The decision to outsource – commonly referred to as a ‘make or buy’ decision. Influenced by numerous benefits that make it an attractive and viable venture. A major motivation for outsourcing is that it allows the organization to focus on its core competencies. Thereby increasing the efficacy of its business processes. The engagement of a Corporate Services Provider allows management to channel efforts more towards revenue-generating tasks. Providing greater scrutiny and attention to major functions. Employees whose tasks overlap between core competencies and secondary functions are also then freed up to be more engaged in revenue-generating activities.
Moreover, outsourcing offers an avenue for cost-saving. In view of the specialization in respective fields by Corporate Service Providers. They are proficient in offering services at a lower cost per unit. Accordingly, a Corporate Services Provider can offer secondary services to organizations at a cheaper cost. Than it would cost for the organization to produce in-house.
Organizations that opt for the buy half of the ‘ make or buy decision’ report significant cost savings (Rimmer, 1991). Furthermore, it is found that there is a correlation between outsourcing and best performing organizations including identifying outsourcing as typically the cost-effective option (Laugen, Acur, Boer, & Frick, 2005).
Outsourcing provides organization access to external skills and technology and also relieves it of constraints in-house. Corporate Service Provider’s access to increased specialization and expertise implies the provision of enhanced services to organizations. The greater efficiency of outsourced tasks creates added value to the organization.
Outsourcing business components that were previously produced in-house enhances financial flexibility and improved cash flow position. The extra cash can then meet pressing obligations as well as take advantage of market opportunities relevant to the organization’s core competencies.
Outsourcing is equally important to start-ups as it is too large for corporations. Since young organizations are at a higher risk of dwindling during their early stages. Outsourcing is more beneficial to prevent them from collapsing. Delegating secondary functions to corporate services companies in Ghana will ensure that the main objectives of small and medium scale enterprises are achieved whereas their back-office needs are duly and professionally handled.
Much attention and commitment can then be given to the core components of the organization. In order to build a solid business base and to scale up their operations.
Organizations which outsource have access to greater expertise while decreasing risk. By engaging a Corporate Service Provider, an organization minimizes associated risks in managing functions that are outside the scope of its primary focus. Corporate Service Providers are more capable of handling non-core tasks as a result of their specialization and deliver results to their clients.
Harland, C., Knight, L., Lamming, R., & Walker, H. (2005). Outsourcing: Assessing The Risks and Benefits for Organisations, Sectors and Nations. International Journal of Operations & Production Management, 831-850.

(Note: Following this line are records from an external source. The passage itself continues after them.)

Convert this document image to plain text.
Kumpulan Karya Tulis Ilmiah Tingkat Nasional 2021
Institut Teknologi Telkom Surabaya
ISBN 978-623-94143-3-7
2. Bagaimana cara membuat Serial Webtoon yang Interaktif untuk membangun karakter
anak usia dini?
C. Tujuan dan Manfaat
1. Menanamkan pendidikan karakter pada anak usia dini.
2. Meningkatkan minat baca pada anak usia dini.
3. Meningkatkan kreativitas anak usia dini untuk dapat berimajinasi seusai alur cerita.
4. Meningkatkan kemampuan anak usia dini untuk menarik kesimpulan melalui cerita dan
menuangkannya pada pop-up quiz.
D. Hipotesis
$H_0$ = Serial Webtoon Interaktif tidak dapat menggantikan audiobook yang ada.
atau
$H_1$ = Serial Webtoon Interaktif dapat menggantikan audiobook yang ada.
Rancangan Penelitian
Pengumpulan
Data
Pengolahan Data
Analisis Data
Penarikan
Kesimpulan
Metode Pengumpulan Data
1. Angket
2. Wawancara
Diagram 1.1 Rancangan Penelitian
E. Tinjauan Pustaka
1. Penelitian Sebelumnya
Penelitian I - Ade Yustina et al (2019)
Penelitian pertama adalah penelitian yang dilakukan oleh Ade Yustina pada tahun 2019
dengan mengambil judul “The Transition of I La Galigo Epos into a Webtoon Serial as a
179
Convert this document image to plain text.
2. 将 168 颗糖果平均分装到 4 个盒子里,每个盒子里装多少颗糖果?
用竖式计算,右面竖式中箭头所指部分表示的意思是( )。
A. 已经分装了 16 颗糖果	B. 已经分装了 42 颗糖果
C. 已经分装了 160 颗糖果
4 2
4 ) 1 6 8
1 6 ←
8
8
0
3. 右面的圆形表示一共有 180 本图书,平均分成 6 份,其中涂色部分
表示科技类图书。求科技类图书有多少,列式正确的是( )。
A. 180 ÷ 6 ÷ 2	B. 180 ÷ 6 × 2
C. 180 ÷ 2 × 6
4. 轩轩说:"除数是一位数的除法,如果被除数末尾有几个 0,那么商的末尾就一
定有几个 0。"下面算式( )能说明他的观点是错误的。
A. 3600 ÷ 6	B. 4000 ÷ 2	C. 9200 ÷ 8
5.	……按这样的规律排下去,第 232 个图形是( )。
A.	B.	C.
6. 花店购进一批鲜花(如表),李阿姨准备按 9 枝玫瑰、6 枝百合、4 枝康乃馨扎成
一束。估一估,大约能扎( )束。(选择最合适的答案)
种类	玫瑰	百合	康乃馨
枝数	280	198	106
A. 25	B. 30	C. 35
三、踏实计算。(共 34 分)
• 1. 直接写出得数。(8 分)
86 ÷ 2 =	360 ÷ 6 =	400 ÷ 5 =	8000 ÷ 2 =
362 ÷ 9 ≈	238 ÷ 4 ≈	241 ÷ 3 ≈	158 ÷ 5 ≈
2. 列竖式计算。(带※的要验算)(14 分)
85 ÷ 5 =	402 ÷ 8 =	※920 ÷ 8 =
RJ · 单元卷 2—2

Laugen, B., Acur, N., Boer , H., & Frick, J. (2005). Best Manufacturing Practices: What Do The Performing Companies Do? International Journal of Operations & Production Management, 25(2), 131-150.
Rimmer, S. (1991). Competitive Tendering, Contracting Out and Franchising: Key Concepts and Issues. Australian Journal of Public Administration, 50(3), 292-302.
Sharpe, M. (1997). Outsourcing, Organizational Competitiveness, and Work. Journal of Labour Research, XVIII(10), 535-549.